Fermeture mosquée sunnite Ouagadougou : pourquoi les autorités burkinabè jouent avec le feu

L’arrêté signé par le gouverneur de la région du Kadiogo ordonnant la fermeture de la grande mosquée sunnite de Ouagadougou a provoqué un choc dans la société burkinabè. Alors que cette communauté religieuse a longtemps été un pilier de soutien pour les dirigeants actuels, cette décision brutale apparaît comme une erreur stratégique majeure dans un contexte politique déjà volatile.

Une alliance politique fragilisée par une décision controversée

En scellant les portes de ce lieu de culte sous prétexte de « risques pour l’ordre public », les autorités régionales ont choisi un moment particulièrement malencontreux. Pourtant, cette mosquée n’a pas toujours été perçue comme une menace : elle a même servi de caisse de résonance aux mobilisations populaires qui ont porté le pouvoir en place. Son rôle dans la construction de la légitimité politique des dernières années est indéniable, ce qui rend cette fermeture d’autant plus incompréhensible.

Le paradoxe d’une stratégie politique autodestructrice

Il est difficile d’ignorer l’ironie de cette situation. Les mêmes autorités qui ont longtemps bénéficié de l’appui indéfectible de cette communauté religieuse se retrouvent aujourd’hui en position de force pour la sanctionner. En instrumentalisant la ferveur religieuse à des fins politiques, elles ont créé une dépendance qu’elles semblent désormais regretter. Le retour de bâton est d’autant plus violent que les fidèles, convaincus d’avoir servi une cause juste, se sentent trahis par ceux qu’ils ont contribué à placer au sommet.

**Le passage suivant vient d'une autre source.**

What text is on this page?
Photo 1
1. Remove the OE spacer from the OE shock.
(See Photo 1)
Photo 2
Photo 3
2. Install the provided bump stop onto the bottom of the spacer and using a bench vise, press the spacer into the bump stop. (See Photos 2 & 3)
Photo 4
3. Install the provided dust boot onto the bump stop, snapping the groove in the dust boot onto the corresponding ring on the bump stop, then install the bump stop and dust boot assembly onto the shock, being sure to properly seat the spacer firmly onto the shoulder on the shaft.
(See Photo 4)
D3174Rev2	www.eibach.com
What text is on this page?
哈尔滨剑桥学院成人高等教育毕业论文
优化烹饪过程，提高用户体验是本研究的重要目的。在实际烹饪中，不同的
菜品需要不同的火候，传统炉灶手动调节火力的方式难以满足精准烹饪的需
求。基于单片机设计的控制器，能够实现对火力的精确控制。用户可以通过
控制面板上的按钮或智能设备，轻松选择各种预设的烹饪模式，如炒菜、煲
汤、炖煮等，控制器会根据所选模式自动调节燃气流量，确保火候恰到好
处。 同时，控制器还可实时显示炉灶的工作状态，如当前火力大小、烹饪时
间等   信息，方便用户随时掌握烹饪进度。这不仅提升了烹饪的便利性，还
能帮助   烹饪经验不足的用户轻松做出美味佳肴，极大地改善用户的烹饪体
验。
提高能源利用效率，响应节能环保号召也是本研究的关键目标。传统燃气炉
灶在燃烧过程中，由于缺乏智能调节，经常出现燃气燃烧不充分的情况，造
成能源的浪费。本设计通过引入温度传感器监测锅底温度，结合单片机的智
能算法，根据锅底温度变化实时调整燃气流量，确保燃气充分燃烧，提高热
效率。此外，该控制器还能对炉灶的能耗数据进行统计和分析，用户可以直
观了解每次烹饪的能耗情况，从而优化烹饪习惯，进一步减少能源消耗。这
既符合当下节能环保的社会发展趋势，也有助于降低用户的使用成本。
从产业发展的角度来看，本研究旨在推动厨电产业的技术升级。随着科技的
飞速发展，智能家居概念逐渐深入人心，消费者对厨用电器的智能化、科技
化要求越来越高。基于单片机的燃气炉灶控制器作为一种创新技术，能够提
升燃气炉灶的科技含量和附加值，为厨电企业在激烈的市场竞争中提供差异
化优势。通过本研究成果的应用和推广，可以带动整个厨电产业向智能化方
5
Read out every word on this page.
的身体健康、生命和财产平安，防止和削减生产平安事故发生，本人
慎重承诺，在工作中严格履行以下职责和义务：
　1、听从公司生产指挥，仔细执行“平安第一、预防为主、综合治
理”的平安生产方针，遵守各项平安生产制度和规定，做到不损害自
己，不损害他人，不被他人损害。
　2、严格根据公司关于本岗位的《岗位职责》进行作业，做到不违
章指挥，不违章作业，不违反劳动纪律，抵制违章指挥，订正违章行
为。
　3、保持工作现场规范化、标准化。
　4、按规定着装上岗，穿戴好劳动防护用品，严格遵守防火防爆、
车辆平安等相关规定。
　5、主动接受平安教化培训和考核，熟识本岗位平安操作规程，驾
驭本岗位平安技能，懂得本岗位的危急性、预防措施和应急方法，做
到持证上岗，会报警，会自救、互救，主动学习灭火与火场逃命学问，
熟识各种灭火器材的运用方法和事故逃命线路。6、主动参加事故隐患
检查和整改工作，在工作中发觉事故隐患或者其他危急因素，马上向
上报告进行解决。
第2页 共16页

Un calcul politique risqué : utiliser la foi d’une communauté pour assoir son pouvoir, puis la criminaliser au premier signe de désaccord, relève d’une maladresse stratégique que le Burkina Faso ne peut se permettre dans le contexte actuel. Cette décision risque de fragiliser davantage la cohésion sociale, déjà mise à rude épreuve.

Un timing dangereux dans un pays sous tension

Le Burkina Faso fait face à une crise multidimensionnelle où chaque décision compte. Dans ce cadre, s’attaquer frontalement à une communauté religieuse majeure revient à jouer avec le feu. Plutôt que de calmer les esprits, cette fermeture arbitraire pourrait attiser les frustrations et nourrir un sentiment d’injustice difficile à apaiser.

Lorsque l’État prive une population de son lieu de rassemblement sous prétexte de sécurité, il prend le risque de pousser une partie de cette communauté vers des formes de contestation plus radicales, bien plus difficiles à contrôler. La précipitation de cette mesure administrative révèle un manque flagrant de vision à long terme.

Dialogue et modération : les seules issues possibles

La stabilité d’un pays ne se construit pas par la répression aveugle, mais par l’écoute et la concertation. Les autorités burkinabè feraient bien de se rappeler que la force de la loi ne doit pas se substituer au dialogue avec les leaders religieux et communautaires.

En maintenant cette décision, le pouvoir risque de s’aliéner une base essentielle et de se discréditer aux yeux de ceux qui ont cru en ses promesses d’inclusion. Il est encore temps de suspendre cet arrêté et d’engager des discussions transparentes avant que le fossé entre l’État et cette communauté ne devienne infranchissable.

L’histoire récente du Burkina Faso a montré que les solutions durables passent par le compromis, pas par l’affrontement. Ignorer cette réalité aujourd’hui pourrait avoir des conséquences bien plus lourdes demain.